= Kimani Press =

Canadian publisher

Kimani Press was formed by Harlequin Enterprises, Ltd. in December 2005, with the purchase of the Arabesque, Sepia, and New Spirit Imprints from BET Books. Arabesque was the first line of original African-American romance novels from a major publishing house, and published two single-titles each month until it ceased publication in February 2015. The Sepia imprint featured commercial women’s fiction, and New Spirit served the growing African-American inspirational marketplace with both fiction and non-fiction releases.

In July 2006, Harlequin launched Kimani Romance, an African-American series imprint that published four new releases each month. In May 2017, it was announced that Harlequin was no longer acquiring titles for the Kimani Romance imprint, with the final titles due to be released in 2018.

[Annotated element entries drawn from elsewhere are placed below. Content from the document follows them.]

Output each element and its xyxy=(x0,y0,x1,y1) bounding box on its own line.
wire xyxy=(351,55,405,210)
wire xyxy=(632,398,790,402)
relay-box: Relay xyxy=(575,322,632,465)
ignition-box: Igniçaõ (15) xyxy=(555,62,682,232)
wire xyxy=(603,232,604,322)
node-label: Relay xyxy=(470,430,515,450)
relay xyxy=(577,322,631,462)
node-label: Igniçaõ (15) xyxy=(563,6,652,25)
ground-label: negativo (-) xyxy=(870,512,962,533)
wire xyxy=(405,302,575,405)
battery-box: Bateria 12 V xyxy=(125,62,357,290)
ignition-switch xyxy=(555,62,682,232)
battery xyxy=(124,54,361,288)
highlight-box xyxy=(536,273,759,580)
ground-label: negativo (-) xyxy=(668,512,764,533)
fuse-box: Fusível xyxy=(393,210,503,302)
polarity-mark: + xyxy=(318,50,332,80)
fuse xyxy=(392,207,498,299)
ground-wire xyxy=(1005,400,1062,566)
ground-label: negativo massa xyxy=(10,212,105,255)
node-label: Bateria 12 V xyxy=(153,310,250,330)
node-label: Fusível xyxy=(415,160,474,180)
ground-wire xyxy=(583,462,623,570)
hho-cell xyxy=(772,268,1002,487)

In February 2007, Kimani TRU was launched targeting a young-adult, multi-cultural audience with one new release each month. This line ceased publication in October 2014.

Since 2005, Kimani Press novels have been available in eBook format, a portable downloaded alternative to the standard paperback.

==Kimani Press imprints==

The name 'KIMANI' is of Kikuyu Origin.

Arabesque: The leading line of African-American romances. An-award-winning imprint of traditional and contemporary romance novels written by African-American authors. The last title was released in February 2015.

Kimani Romance: Series romance. The last title was released in 2018.

Kimani Tru: Young-adult fiction featuring African-American youth. The last title was released in October 2014.

Kimani Press Special Releases : Special Releases from favorite Kimani Press authors. The last title was released in January 2015.

== Impact ==
Harlequin Enterprises' Kimani Press lines gave African-American authors the ability to publish their stories, whether they had an agent or not at the time of proposing their stories. At the time of opening Kimani Press imprints, Harlequin Enterprises' prided themselves on their search for diverse stories so that marginalized voices could gain traction and meet readers' demands for nonwhite stories and authors.

== Reception ==
There were varied views on both the opening and closing of Kimani Press imprints. During publication, some were divides as to whether or not romance books should be divided based on race. There were some Kimani authors who appreciated having imprints dedicated to representing Back authors, whereas others found it problematic, as they believed wider audiences would not encounter diverse romance books if they were in a different section of bookstores.

During the closing of the imprints, some authors from the Kimani Press were able to continue working under Harlequin Enterprises, while others were simply notified that the lines were closing. There was also belief that Kimani Press wasn't advertised a well as they could have been via Harlequin Enterprises' social media campaigns.